Nonetheless, living frugally does not mean living in a poor condition. It means choosing a lifestyle that does not emphasize material extravagance but allows you to live past the material needs and spend resources to invest in your emotional, mental and spiritual well-being. After all, you cannot take any of your possession with you after you are gone.
8. Own Assets
While you should avoid spending money on spontaneous shopping and impulsive consumer goods, owning durable/ long-term assets can be beneficial and improve your worth. Moreover, many assets appreciate values over time, giving you decent profit and income in your old age. Generally, real estate, gold and other precious metals, government bonds, stocks, and foreign currencies are common investment channels. Depending on your financial capacity, specialty and market conditions, you can choose the ones that suit you the most. Additionally, you can hire a professional investment consultant to help you manage your investment. Once again, make sure that you do proper research to hire the right people.
9. Stay Healthy
When you grow old, you will realize that health is your most precious asset. Being ill is not only costly but also prevents you from working and enjoying high quality of life. Therefore, when you are still young, you should invest in maintaining a good health. For a starter, try to live responsibly and practice healthy habits such as avoiding fast food, eating more vegetables and fruits, drinking lots of water, quitting smoking and drinking, and working out more frequently. If your job requires you to sit for a long time, make an effort to take a short break whenever possible to do some simple stretching and exercises. If you work in a hazardous environment, you should take precautions and follow all safety procedures to protect yourself. When you are young, it is tempted to be reckless as the motto among the young is “you only live once”. However, keep in mind that you might live well into your 90s and you do not want to disable your body too early.
10. Save, save, and save
To stay financially safe, saving is crucial.
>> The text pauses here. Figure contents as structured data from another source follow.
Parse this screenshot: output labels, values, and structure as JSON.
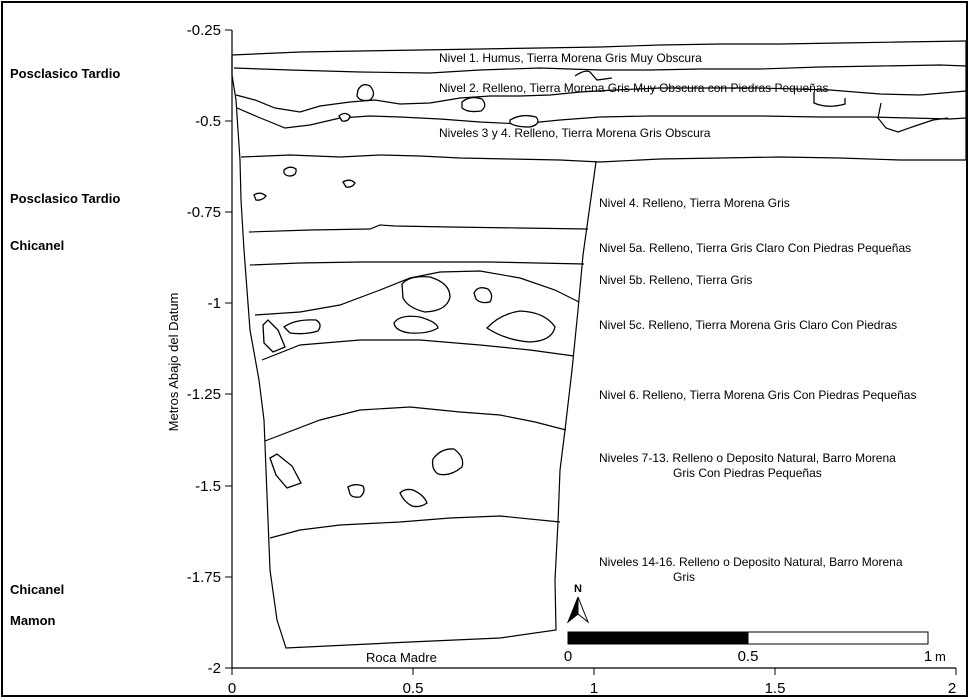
{
  "axis": {
    "y_title": "Metros Abajo del Datum",
    "y_ticks": [
      "-0.25",
      "-0.5",
      "-0.75",
      "-1",
      "-1.25",
      "-1.5",
      "-1.75",
      "-2"
    ],
    "x_ticks": [
      "0",
      "0.5",
      "1",
      "1.5",
      "2"
    ]
  },
  "periods": [
    "Posclasico Tardio",
    "Posclasico Tardio",
    "Chicanel",
    "Chicanel",
    "Mamon"
  ],
  "levels": [
    "Nivel 1. Humus, Tierra Morena Gris Muy Obscura",
    "Nivel 2. Relleno, Tierra Morena Gris Muy Obscura con Piedras Pequeñas",
    "Niveles 3 y 4. Relleno, Tierra Morena Gris Obscura",
    "Nivel 4. Relleno, Tierra Morena Gris",
    "Nivel 5a. Relleno, Tierra Gris Claro Con Piedras Pequeñas",
    "Nivel 5b. Relleno, Tierra Gris",
    "Nivel 5c. Relleno, Tierra Morena Gris Claro Con Piedras",
    "Nivel 6. Relleno, Tierra Morena Gris Con Piedras Pequeñas",
    "Niveles 7-13. Relleno o Deposito Natural, Barro Morena",
    "Gris Con Piedras Pequeñas",
    "Niveles 14-16. Relleno o Deposito Natural, Barro Morena",
    "Gris"
  ],
  "bottom_label": "Roca Madre",
  "north_label": "N",
  "scale_bar": {
    "labels": [
      "0",
      "0.5",
      "1"
    ],
    "unit": "m"
  }
}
While some people believe that saving is directly proportional to income – i.e., the more one earns, the more one saves, – others claim that initial wealth and perceived income prospects also determine saving behaviors. Some cultures encourage saving and have higher propensity to save than others. For example, the ratio of saving to GDP of China is well over 50% while that of the United States is less than 20%. Although it is obvious that you can only save if your earning is greater than your spending, you should examine your financial statement to see if you can raise your income or curb your expenses. Sometimes in retrospect, the things that you thought you must buy are not that useful, or you can cook at home and still have more fun than eating out at fancy fine dining restaurants. Besides, many people set personal goals for their saving. For instance, some people maintain a saving buffer worth of 3 months of expenditures/ or salaries. To motivate yourself, you can join some saving groups or look for saving partners/ buddies for your saving journey. As you grow older, your financial obligations also increase and it becomes harder to save. Therefore, you should practice your saving habits since you are still young.
Do you have any saving buffer?
In sum, time flies and your old age arrives much faster than you think. Having good financial preparation helps you fully enjoy your retirement, spend quality time with your family, and explore things that you cannot do earlier due to your personal and work commitments. The keys to being financially secured are to work hard, spend wisely and start early.